Hannah Pedley as Maddalena and Alessandro Scotto di Luzio as The Duke of Mantua
Craig Fuller

Meanwhile the Duke’s predations – with Gilda, Maddalena and unnamed others – are observed from a woman’s point of view and the arc of Gilda’s ensnarement is sensitively traced. The role of the heroine is impressively taken by Alison Langer, combining beauty of tone with security of technique. Stephen Gadd, playing Rigoletto with more dignity than usual, but exploiting a half-voice to expressive effect, is admirable in the title role.

As the Duke, Alessandro Scotto di Luzio brings to bear an immediacy and fast-vibrato penetration of tone that border on stridency in the upper register, where the intonation can be somewhat wayward too. Simon Wilding and Hannah Pedley are excellent as Sparafucile and Maddalena, and Matthew Stiff an imposing Monterone.

Lee Reynolds’ crisply paced conducting, in conjunction with the inventively choreographed production, maintained a vibrant dramatic momentum. Effective use is made of the upstage and downstage spaces which encompass the orchestra, the enlarged stage area allowing some imaginative directorial touches, such as the Duke’s seduction of Gilda even as his entourage taunts Rigoletto.

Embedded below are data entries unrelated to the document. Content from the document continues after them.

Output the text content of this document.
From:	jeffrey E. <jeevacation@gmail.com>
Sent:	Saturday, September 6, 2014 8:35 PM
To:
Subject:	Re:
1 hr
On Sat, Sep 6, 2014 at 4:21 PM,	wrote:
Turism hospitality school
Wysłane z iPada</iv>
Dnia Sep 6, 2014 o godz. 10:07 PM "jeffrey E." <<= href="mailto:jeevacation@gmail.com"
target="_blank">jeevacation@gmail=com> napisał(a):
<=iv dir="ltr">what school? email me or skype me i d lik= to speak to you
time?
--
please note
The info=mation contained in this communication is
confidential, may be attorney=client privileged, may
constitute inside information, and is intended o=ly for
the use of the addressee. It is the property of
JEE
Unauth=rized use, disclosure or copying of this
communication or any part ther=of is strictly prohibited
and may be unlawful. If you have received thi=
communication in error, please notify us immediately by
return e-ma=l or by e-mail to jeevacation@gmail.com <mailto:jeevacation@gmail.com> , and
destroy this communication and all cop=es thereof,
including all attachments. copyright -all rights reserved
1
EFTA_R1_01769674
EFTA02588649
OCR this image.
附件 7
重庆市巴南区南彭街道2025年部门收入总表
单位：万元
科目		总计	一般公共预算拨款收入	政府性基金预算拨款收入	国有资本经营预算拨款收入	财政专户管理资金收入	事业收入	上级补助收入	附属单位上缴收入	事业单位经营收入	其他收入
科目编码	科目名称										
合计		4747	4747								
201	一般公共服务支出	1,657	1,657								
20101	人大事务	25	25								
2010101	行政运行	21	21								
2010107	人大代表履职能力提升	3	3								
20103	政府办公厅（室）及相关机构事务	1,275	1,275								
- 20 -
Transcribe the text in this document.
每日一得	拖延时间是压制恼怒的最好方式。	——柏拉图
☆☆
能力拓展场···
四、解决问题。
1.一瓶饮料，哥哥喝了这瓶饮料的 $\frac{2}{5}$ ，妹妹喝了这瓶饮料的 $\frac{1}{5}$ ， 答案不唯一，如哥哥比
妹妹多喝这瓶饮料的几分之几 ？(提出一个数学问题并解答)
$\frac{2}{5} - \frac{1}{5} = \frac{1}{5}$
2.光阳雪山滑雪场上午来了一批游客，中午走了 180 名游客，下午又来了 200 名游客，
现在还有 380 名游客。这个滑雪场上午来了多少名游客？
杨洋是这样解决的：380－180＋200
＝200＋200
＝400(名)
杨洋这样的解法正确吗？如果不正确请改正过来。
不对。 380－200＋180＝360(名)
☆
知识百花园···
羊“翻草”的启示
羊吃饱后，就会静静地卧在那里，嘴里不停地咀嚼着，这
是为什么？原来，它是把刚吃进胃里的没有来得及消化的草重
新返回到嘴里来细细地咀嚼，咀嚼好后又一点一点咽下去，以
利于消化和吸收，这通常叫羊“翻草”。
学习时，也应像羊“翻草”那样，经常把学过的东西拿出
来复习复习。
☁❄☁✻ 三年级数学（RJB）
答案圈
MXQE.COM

We’re left in no doubt that his assault becomes coercive and painfully penetrative, which paradoxically adds poignancy to Gilda’s retained empathy for him.

Stephen Gadd as Rigoletto and Alison Langer as Gilda
Craig Fuller

Gilda enters, through the audience, somewhat rebelliously in the first act, concealing a bottle, before adopting the demure mien expected by her father. After her murder, Rigoletto pitifully clasps the sacking that became her shroud, while a transfigured Gilda slowly exits back through the audience. It’s a persuasive, and moving, solution to the potentially sentimental textual prescription of her looking towards her arrival in heaven.